"Seemed to think," he continued, "that things had been growing a bit rough for you, losing those pupils after you'd been at the expense of taking the Grange, and all that, you know."
"It was rather bad luck," I admitted quietly.
"I've been wondering," he continued, with some diffidence, "whether you'd care for a bit of work in my office, just to carry you along till things looked up. Blanche, she was set upon it that I should ask you anyway. Of course, you being a college young gentleman might not care about it, but there's times when any sort of a job is better than none, eh?"
"It is very kind of you, Mr. Moyat," I answered, "and very kind of Miss Blanche to have thought of it. A week ago I shouldn't have hesitated. But within the last few days I have had a sort of offer—I don't know whether it will come to anything, but it may. Might I leave it open for the present?"
I think that Mr. Moyat was a little disappointed. He flicked the cob with the whip, and looked straight ahead into the driving mist.
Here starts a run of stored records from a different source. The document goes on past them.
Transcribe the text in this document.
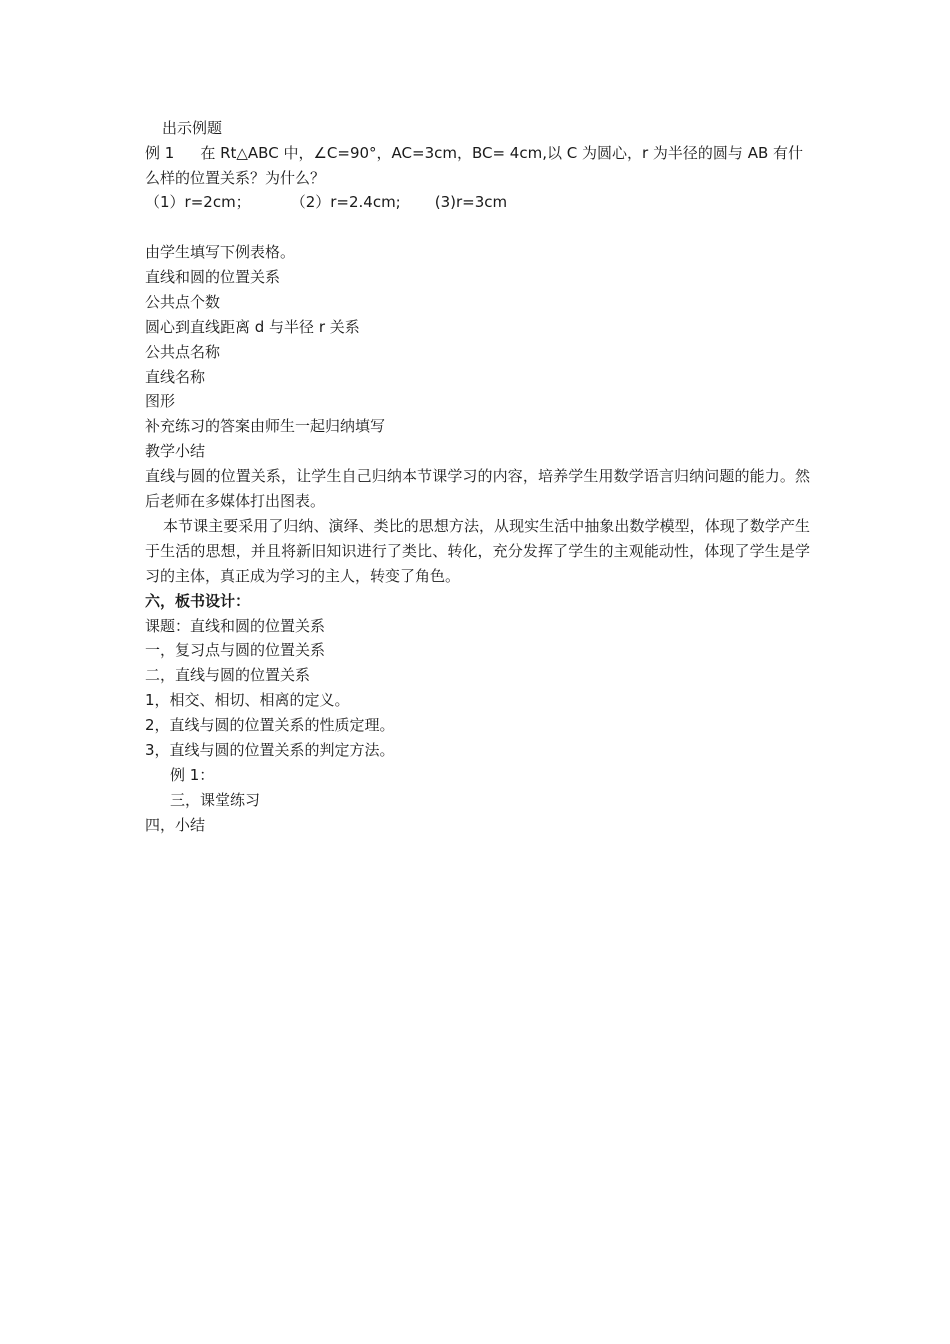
出示例题
例 1 在 Rt△ABC 中，∠C=90°，AC=3cm，BC= 4cm,以 C 为圆心，r 为半径的圆与 AB 有什
么样的位置关系？为什么？
（1）r=2cm；	（2）r=2.4cm; (3)r=3cm
由学生填写下例表格。
直线和圆的位置关系
公共点个数
圆心到直线距离 d 与半径 r 关系
公共点名称
直线名称
图形
补充练习的答案由师生一起归纳填写
教学小结
直线与圆的位置关系，让学生自己归纳本节课学习的内容，培养学生用数学语言归纳问题的能力。然后老师在多媒体打出图表。
本节课主要采用了归纳、演绎、类比的思想方法，从现实生活中抽象出数学模型，体现了数学产生于生活的思想，并且将新旧知识进行了类比、转化，充分发挥了学生的主观能动性，体现了学生是学习的主体，真正成为学习的主人，转变了角色。
六，板书设计：
课题：直线和圆的位置关系
一，复习点与圆的位置关系
二，直线与圆的位置关系
1，相交、相切、相离的定义。
2，直线与圆的位置关系的性质定理。
3，直线与圆的位置关系的判定方法。
例 1：
三，课堂练习
四，小结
"Just as you say," he declared. "I ain't particular in want of any one, but I'm getting to find my own bookkeeping a bit hard, especially now that my eyes ain't what they were. Of course it would only be a thirty bob a week job, but I suppose you'd live on that all right, unless you were thinking of getting married, eh?"
I laughed derisively.
"Married, Mr. Moyat!" I exclaimed. "Why, I'm next door to a pauper."
"There's such a thing," he remarked thoughtfully, "if one's a steady sort of chap, and means work, as picking up a girl with a bit of brass now and then."
"I can assure you, Mr. Moyat," I said as coolly as possible, "that anything of that sort is out of the question so far as I am concerned. I should never dream of even thinking of getting married till I had a home of my own and an income."